Does anyone make these for an old school Aurora .062 axle as I assume unless stated otherwise they are intended for the more common inline size .059 do you just have to open the hole up to use them? I find Lucky Bob's site A little weird to navigate. Also the "New for '08,'09,'10" stuff maybe could come down?


----------



## bearsox (Apr 22, 2006)

Gary#8 said:


> Hi All, Looking for places to buy race ready silicone coated sponge tires and wheels for Super Stock and Compression Molded Modified/Polymer HO cars.
> Besides the big three Slottech / BSRT / Wizzard. Need email or web site address. Also anyone know if Quicker Engineering is still around for their crown gears / 22 & 23 tooth large diameter blue color I think? TY in advance for any help and or information. Gary


*Check in with my buddy Slade ( Sluggo's tires ) Brown . Slade makes some terrific tires as many will atest to and has tires for sale at Lucky Bob's . He has even made the cool blue and orange tires retro for Riggen Industies last chassis runs as well as tires for Terry Flynn at Harden Creek and Stez's Nuvolari ! I'd say that's a pretty good resume ! You can PM me for his phone # or email him @ *  [email protected] 

*Bear *


----------



## slotking (May 27, 2008)

I have put the inline tires on the t-jet type axles as well as SG+ axles.

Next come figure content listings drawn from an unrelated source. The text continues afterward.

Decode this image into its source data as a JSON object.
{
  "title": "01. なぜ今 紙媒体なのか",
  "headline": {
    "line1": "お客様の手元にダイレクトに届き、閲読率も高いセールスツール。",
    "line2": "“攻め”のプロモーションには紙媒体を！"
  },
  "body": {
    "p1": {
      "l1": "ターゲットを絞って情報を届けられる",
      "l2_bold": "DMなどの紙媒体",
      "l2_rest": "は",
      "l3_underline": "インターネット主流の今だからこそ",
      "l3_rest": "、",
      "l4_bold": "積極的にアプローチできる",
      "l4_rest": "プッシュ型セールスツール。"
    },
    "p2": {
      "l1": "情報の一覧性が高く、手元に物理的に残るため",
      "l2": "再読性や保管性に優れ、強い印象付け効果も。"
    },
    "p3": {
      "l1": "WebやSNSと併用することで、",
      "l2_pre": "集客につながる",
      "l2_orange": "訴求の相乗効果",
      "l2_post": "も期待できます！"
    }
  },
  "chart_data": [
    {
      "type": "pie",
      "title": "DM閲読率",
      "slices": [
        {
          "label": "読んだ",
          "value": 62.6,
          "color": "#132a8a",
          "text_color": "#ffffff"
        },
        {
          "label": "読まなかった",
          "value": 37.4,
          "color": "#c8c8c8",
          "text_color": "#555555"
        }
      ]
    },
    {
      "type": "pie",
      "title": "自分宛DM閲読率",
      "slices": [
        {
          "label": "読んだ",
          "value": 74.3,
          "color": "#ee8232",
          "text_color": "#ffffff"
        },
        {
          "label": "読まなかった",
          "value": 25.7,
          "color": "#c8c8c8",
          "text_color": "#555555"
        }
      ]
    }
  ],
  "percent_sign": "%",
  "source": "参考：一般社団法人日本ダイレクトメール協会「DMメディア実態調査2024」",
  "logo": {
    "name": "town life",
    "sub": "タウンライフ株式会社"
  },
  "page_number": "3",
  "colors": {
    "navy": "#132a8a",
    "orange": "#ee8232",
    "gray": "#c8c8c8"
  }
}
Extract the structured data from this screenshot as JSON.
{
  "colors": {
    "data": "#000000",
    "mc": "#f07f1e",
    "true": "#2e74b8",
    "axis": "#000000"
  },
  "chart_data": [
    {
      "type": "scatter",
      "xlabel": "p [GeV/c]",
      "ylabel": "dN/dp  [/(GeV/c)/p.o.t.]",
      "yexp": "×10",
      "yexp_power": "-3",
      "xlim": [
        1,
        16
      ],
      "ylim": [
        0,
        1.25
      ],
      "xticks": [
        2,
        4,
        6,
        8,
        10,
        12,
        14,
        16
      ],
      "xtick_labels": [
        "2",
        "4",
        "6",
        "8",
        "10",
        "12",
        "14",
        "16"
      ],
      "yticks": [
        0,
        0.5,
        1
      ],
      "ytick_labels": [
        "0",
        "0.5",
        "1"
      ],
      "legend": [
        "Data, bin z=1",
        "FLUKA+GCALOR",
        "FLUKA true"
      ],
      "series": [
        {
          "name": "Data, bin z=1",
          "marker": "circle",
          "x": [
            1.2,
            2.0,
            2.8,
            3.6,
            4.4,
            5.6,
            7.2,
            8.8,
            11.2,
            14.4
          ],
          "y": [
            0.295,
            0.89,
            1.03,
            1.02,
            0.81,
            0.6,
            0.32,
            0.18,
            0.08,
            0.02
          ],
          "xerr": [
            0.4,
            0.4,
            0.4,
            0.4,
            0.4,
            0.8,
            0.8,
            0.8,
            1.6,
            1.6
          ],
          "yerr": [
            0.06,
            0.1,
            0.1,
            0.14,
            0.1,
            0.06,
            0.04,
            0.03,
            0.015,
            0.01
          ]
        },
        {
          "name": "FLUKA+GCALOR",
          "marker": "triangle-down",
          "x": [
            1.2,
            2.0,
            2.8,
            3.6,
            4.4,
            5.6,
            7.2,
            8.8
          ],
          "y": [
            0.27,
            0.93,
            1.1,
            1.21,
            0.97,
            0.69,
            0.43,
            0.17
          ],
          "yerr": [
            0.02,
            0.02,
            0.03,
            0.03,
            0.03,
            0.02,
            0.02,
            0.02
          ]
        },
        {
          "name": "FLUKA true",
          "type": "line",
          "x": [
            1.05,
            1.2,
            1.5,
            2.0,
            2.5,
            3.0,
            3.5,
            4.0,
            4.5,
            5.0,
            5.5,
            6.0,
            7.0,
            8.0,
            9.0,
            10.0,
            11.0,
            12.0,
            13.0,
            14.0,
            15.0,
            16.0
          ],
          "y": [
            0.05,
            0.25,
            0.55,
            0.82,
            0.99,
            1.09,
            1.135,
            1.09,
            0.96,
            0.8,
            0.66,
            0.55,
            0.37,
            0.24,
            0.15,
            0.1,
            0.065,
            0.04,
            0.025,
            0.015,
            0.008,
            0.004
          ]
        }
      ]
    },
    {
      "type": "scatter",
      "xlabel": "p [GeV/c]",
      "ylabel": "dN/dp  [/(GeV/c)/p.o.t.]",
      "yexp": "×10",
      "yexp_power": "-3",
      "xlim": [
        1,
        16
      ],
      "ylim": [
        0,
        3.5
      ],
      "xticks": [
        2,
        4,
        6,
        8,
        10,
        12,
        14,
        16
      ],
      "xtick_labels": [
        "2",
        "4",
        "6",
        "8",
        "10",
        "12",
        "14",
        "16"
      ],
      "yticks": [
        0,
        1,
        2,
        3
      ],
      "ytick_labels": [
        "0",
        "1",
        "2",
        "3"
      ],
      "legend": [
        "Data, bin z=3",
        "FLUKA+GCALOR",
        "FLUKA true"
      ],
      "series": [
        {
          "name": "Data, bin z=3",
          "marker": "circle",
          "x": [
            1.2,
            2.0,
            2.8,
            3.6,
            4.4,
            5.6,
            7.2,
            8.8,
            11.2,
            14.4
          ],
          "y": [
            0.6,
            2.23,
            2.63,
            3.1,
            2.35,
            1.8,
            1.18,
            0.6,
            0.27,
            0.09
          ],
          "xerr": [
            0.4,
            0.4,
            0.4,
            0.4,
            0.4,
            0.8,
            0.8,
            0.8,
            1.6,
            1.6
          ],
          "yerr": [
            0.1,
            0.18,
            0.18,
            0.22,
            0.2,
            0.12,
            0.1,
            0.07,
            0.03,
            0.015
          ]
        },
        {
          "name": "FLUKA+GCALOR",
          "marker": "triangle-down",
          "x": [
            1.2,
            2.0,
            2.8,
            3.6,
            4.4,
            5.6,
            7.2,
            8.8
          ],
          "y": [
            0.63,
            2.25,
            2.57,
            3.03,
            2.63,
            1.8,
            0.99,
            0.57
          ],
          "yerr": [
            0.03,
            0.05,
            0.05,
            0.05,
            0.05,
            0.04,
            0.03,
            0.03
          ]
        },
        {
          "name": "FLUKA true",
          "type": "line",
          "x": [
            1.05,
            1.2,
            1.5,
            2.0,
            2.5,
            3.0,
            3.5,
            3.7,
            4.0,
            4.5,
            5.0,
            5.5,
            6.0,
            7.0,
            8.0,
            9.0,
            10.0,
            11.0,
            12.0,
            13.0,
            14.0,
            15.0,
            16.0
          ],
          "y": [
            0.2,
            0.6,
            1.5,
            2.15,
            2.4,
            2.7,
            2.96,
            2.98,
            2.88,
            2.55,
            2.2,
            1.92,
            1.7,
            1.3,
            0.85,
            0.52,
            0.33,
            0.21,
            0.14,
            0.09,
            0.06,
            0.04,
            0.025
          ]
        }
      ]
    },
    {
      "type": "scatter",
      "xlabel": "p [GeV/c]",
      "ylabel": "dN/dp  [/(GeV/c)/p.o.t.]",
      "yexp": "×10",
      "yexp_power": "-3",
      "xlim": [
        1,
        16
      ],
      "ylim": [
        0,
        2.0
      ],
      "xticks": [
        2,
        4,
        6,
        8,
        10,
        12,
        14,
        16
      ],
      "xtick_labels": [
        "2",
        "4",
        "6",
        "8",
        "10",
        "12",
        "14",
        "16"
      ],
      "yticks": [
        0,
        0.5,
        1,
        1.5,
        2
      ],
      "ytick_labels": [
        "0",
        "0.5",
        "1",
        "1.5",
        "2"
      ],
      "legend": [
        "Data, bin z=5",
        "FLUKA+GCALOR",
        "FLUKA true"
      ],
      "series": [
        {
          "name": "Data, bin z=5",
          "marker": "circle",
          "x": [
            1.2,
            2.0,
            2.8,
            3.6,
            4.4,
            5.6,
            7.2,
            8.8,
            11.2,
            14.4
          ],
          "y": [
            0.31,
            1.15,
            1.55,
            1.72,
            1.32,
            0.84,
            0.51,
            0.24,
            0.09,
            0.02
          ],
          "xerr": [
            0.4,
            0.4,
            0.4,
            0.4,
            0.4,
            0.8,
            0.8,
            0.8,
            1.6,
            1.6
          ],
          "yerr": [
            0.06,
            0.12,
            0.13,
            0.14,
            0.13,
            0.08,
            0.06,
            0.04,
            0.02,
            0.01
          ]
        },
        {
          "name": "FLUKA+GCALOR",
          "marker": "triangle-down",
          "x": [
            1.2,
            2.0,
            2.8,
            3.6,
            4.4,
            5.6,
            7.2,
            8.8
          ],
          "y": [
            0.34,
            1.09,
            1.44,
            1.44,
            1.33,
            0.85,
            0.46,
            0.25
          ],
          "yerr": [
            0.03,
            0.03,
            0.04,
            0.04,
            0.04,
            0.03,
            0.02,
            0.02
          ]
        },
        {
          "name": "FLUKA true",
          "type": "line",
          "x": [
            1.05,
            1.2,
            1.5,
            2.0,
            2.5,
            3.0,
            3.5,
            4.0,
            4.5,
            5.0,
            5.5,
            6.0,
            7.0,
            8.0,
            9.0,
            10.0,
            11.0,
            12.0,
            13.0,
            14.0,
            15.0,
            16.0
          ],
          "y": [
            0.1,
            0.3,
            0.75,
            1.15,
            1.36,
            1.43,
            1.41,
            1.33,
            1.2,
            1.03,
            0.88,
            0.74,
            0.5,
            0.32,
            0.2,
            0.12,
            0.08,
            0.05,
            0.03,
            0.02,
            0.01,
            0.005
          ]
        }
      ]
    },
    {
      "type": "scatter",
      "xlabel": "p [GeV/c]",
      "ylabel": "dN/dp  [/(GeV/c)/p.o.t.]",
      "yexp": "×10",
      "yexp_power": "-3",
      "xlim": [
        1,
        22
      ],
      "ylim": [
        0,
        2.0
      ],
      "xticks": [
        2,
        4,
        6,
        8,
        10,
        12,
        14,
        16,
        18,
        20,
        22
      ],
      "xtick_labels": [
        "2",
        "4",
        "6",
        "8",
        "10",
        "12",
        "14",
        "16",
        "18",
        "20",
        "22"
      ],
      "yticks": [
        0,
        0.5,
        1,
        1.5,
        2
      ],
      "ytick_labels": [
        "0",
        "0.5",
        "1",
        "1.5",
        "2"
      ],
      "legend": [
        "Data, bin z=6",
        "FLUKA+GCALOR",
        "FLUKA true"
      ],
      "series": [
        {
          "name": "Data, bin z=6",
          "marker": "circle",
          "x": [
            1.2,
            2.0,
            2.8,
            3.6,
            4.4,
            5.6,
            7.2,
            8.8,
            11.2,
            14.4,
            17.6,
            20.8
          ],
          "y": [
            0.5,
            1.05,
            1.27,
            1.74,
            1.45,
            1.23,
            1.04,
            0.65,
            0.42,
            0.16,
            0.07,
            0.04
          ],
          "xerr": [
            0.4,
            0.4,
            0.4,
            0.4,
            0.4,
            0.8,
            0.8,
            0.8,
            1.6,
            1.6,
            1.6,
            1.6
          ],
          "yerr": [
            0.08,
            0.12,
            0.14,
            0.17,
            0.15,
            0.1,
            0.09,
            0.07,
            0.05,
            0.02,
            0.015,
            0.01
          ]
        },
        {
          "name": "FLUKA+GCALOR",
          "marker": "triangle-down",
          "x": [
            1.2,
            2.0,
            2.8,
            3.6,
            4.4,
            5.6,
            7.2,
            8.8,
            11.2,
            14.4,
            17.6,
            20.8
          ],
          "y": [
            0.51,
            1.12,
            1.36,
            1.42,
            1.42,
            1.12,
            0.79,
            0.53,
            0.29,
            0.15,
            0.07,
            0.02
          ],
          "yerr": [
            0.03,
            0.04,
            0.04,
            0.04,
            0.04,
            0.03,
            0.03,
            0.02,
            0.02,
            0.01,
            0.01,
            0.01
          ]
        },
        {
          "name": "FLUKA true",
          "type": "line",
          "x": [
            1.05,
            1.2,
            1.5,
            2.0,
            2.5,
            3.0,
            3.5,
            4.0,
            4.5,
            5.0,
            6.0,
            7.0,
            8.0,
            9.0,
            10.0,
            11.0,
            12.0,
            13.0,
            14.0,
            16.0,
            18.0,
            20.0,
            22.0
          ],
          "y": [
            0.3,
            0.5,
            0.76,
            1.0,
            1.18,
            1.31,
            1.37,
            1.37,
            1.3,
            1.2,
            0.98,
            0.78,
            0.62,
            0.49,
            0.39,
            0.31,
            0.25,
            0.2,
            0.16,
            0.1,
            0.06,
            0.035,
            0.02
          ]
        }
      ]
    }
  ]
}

but for all axles i like taper the ends. this way there is never a sharp edge to catch the plastic as you push it through the hole!


----------



## SouthLyonBen (Mar 14, 2012)

slotking said:


> I have put the inline tires on the t-jet type axles as well as SG+ axles.
> 
> but for all axles i like taper the ends. this way there is never a sharp edge to catch the plastic as you push it through the hole!


I've run a drill through 440x2 wheels and put them on a TJ it worked ok I guess but if I had my choice I'd use something that just came with a bigger axle hole if it was an option


----------



## cwbam (Feb 8, 2010)

Keep some notes on tracks and rail heights.
Ask questions of what others are using.
get a temp gauge (low tire height can equal armature heat)
front tire size can also make a difference


----------



## slotking (May 27, 2008)

I have never had a problem after I tapered the axle ends


----------



## SouthLyonBen (Mar 14, 2012)

I popped into my LHS and got some Wizzard sili coats and some double flanged rims after I put some wizzard tires on a tyco I stared at the now "extra" tyco rims and thought "what the hell" and just to experiment pressed them onto the axle of a magntraction and what do ya know, not problem at all, and seem to run straight by eye anyway :dude:


----------